File-hosting company Dropbox revealed on Tuesday that it has suffered a phishing incident. Attackers took 130 code repositories using stolen credentials after gaining access to one of Dropbox’s GitHub accounts.
The attacker eventually succeeded with at least one target, gaining access to and copying 130 code repositories, which included customized versions of third-party libraries, prototypes of internal software projects, and a collection of tools and configuration files maintained by the Dropbox security team.
Affected employees also used their hardware authentication key to input a One-Time Password (OTP) to the malicious site.
Dropbox programmers were not the only developers targeted by the attackers. In September, GitHub warned that a threat group had begun targeting the service’s users with the same tactic: phishing emails that purported to be from CircleCI, with the goal of harvesting user credentials and the one-time passwords used by developers as a second factor of authentication.

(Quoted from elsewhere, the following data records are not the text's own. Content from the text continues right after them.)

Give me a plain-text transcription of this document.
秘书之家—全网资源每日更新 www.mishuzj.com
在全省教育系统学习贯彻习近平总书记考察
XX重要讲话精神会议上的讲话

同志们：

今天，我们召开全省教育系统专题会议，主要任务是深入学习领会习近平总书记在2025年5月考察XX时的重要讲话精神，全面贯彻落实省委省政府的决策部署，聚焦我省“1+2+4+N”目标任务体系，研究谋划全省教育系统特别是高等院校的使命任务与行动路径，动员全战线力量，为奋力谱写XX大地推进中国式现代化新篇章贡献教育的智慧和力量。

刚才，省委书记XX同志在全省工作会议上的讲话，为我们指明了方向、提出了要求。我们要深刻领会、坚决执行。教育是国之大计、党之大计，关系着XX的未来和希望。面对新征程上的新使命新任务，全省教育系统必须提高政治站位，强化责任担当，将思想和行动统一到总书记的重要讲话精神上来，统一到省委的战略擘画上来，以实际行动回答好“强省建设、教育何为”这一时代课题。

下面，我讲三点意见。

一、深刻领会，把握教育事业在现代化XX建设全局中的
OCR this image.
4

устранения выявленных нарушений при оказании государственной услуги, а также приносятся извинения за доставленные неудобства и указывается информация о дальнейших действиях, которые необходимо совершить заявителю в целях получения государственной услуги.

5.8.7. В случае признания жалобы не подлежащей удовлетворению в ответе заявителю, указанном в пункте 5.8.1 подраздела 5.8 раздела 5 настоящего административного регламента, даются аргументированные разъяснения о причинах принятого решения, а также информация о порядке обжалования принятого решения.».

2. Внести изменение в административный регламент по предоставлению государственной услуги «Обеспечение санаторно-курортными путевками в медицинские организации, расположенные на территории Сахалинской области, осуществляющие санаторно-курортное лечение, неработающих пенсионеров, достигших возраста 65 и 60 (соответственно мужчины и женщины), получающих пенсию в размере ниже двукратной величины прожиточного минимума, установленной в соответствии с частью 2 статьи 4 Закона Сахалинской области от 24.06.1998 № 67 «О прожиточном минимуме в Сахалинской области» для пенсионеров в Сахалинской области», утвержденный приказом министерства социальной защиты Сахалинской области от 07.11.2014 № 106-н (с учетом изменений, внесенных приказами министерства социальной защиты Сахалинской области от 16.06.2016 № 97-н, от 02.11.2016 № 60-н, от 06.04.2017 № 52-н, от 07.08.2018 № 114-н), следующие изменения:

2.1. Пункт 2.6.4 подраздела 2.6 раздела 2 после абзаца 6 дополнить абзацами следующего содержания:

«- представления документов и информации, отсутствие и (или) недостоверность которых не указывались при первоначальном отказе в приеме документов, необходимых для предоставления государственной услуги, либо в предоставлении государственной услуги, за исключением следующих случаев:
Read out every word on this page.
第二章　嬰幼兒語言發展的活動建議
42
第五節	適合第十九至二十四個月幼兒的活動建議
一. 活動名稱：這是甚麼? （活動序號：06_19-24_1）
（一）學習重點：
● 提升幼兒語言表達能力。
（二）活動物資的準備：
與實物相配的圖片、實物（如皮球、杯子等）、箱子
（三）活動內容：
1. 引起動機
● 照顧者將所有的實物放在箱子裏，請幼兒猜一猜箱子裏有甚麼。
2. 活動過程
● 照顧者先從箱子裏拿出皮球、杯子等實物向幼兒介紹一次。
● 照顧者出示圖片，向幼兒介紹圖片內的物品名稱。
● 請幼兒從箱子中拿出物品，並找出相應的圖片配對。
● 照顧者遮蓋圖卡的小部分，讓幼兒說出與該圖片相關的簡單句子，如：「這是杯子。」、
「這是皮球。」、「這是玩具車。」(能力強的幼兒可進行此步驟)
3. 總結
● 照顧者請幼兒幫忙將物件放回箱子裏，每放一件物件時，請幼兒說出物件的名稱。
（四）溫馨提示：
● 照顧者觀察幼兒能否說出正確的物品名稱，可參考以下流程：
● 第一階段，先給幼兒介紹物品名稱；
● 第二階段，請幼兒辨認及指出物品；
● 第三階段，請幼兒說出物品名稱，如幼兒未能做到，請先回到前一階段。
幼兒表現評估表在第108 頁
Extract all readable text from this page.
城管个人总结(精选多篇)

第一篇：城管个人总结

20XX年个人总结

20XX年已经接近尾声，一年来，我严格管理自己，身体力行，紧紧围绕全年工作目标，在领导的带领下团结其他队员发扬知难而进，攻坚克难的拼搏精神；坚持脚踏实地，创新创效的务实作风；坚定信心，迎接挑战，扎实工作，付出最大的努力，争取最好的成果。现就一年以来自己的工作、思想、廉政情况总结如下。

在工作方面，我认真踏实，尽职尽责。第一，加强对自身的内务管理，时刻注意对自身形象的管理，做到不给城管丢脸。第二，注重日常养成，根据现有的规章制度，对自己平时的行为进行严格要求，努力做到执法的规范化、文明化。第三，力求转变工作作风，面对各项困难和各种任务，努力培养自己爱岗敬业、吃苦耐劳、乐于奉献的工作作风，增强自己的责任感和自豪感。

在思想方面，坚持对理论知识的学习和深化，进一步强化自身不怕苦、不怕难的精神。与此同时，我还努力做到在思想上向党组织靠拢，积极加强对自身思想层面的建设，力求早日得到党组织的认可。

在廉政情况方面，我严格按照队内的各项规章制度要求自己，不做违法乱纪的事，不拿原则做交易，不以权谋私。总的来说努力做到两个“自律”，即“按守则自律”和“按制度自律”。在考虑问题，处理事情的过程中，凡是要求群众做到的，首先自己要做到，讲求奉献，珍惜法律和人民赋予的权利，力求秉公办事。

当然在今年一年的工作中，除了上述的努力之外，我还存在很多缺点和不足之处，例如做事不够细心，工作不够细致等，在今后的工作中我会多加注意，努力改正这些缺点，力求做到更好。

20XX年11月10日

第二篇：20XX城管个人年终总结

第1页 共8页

The threat actor behind this data breach was able to gain access to a Dropbox employee’s GitHub account by impersonating the continuous integration and delivery platform CircleCI.
What is CircleCI ?
CircleCI can integrate with GitHub, enabling users to login to CircleCI using their GitHub login credentials. The threat actor took advantage of this integration by sending out what appeared to be legitimate emails from CircleCI directing Dropbox employees to sign in to CircleCI with their GitHub credentials.
Additionally, the stolen code and the data around it also included “a few thousand” names and email addresses belonging to Dropbox employees, current and past customers, sales leads and vendors.
Dropbox hopes to prevent data breaches similar to this one in the future by completing its adoption of WebAuthn.